Common sense does say two would be safer.

The economic reality is that often only one is sent.


----------



## wildleg (Apr 12, 2009)

depends on the situation. if there is any chance of someone or something on the ground being hit, you need a spotter on the ground. some jobs we do they would shut us down if we didn't have a spotter. some jobs need 2 spotter or have area roped off.


----------



## 480sparky (Sep 20, 2007)

There is no 'one-size-fits-all' answer. It would all depend on the job site, conditions, urgency, etc.


----------



## NacBooster29 (Oct 25, 2010)

I am less concerned about a spotter than the guy up in the boom. Supervisors say you have a phone use it. Well suppose you drop it or worse suppose you become incapacitated, as I said we do a lot of highway billboards, and sometimes we need to climb out of the basket to the catwalk, double lanyard of course, but the thought has crossed my mind that if I get hurt and can't get myself down is be boinked.


----------



## BBQ (Nov 16, 2010)

NacBooster29 said:


> I am less concerned about a spotter than the guy up in the boom. Supervisors say you have a phone use it. Well suppose you drop it or worse suppose you become incapacitated, as I said we do a lot of highway billboards, and sometimes we need to climb out of the basket to the catwalk, double lanyard of course, but the thought has crossed my mind that if I get hurt and can't get myself down is be boinked.

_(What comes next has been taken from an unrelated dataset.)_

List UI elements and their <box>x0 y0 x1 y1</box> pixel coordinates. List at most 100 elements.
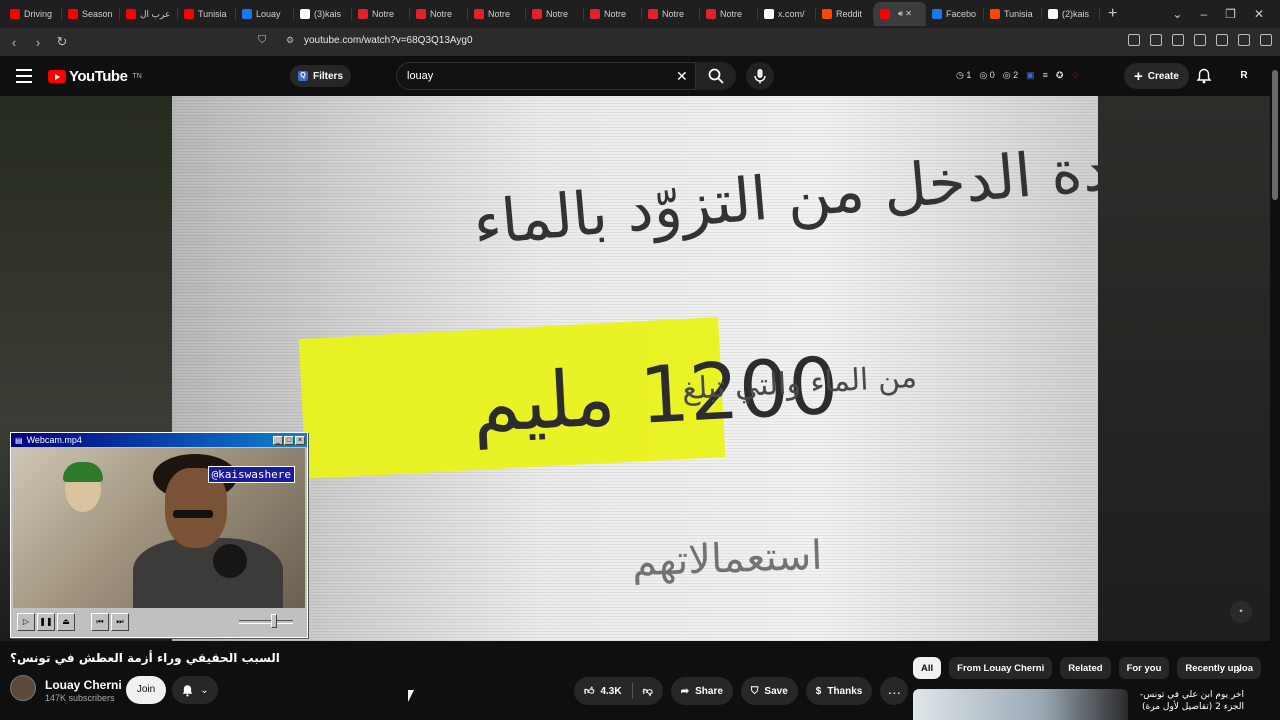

When you drive around and see Nynex workers in bucket trucks how many do you usually see?

I agree with you that having two is better but it is not required other than by job specifications.


----------



## MechanicalDVR (Dec 29, 2007)

NacBooster29 said:


> I am less concerned about a spotter than the guy up in the boom. Supervisors say you have a phone use it. Well suppose you drop it or worse suppose you become incapacitated, as I said we do a lot of highway billboards, and sometimes we need to climb out of the basket to the catwalk, double lanyard of course, but the thought has crossed my mind that if I get hurt and can't get myself down is be boinked.


 
Seems like you are over thinking the situation. Most power companies are only putting one guy in a bucket truck since the economy is so bad. One man crews are typical in most instances lately. If you are that concerned about things that could occur I bet you'd be way safer if you were home on the couch watching Springer.


----------



## NacBooster29 (Oct 25, 2010)

Yeah I probably would be safer, but no one wants to pay for that. And the contractors who service these signs are limited in this area ma, ri, and nh. Limited to 3 guys in our company and our co is the only contractor factory trained and certified. So competition is non existent.


----------